I’ve been thinking for a while now of the moral function of Fox News. Its critics are right when they observe that it does something other than journalism. In reality it serves as the cultural organ of a much larger project, namely the transformation of society along neoliberal lines. The way that power operates in that kind of society is through discipline. We learn from Fox how to impose that discipline on ourselves, that is, how to become self-disciplined.
In a simple and straightforward way, this is why we have “investigative reports” like this one.
It’s too simple to look at Jason Greenslate as a mere free-rider. He is a symbol of something more spiritually insidious, namely what we might call “moral enabling.” That is, he provides a visual focus for decline that allegedly happens when social programs are established. He symbolizes the encouragement over time to grow accustomed to comfort, to a life of leisure. He calls into question the virtues and cultural values that are supposed to underpin capitalism.
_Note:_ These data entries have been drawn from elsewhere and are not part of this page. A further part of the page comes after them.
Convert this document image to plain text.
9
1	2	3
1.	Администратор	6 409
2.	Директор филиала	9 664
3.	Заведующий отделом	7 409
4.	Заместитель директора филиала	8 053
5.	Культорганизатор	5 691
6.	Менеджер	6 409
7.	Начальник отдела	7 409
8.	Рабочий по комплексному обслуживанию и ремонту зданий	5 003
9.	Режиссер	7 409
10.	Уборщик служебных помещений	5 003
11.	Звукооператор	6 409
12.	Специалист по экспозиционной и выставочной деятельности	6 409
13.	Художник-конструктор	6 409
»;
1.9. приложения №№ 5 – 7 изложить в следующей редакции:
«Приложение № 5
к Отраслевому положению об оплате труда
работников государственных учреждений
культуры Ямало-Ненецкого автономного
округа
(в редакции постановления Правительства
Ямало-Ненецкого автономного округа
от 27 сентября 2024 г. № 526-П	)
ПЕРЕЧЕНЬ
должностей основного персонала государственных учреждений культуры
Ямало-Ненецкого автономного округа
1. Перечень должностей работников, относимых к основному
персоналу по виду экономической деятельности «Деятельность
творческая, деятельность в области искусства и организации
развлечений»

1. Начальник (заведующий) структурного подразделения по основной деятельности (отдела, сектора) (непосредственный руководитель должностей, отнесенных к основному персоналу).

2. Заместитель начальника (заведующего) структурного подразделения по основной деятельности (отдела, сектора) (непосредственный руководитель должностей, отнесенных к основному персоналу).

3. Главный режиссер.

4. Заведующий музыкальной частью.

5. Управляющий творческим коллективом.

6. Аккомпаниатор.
This leads to the second function of the story: if freeloaders like Jason Greenslate are to be the embodiment of cultural decline at the hands of what our friends at the Acton Institute call “microsocialism,” there has to be a prior discrimination, a social function that mobilizes the guilt response. His negative example not only has to stiffen our own resolve to be more virtuous, it has to do so by breaking the link of social solidarity. He has to be seen as other, as someone who takes part in what Fox here calls the “Great Food Stamp Binge.” This is strong language indeed. The implication is that those who are being actively “subsidized” by the rest of us have an even more powerful imperative to lead especially ascetic lives. In a weird inversion, they even have to be better than us; they have to deserve our assistance as exemplary moral agents. Thus we are left with a paradox: as the world of capital becomes even more brutally amoral, we are forced to become paragons of self-discipline.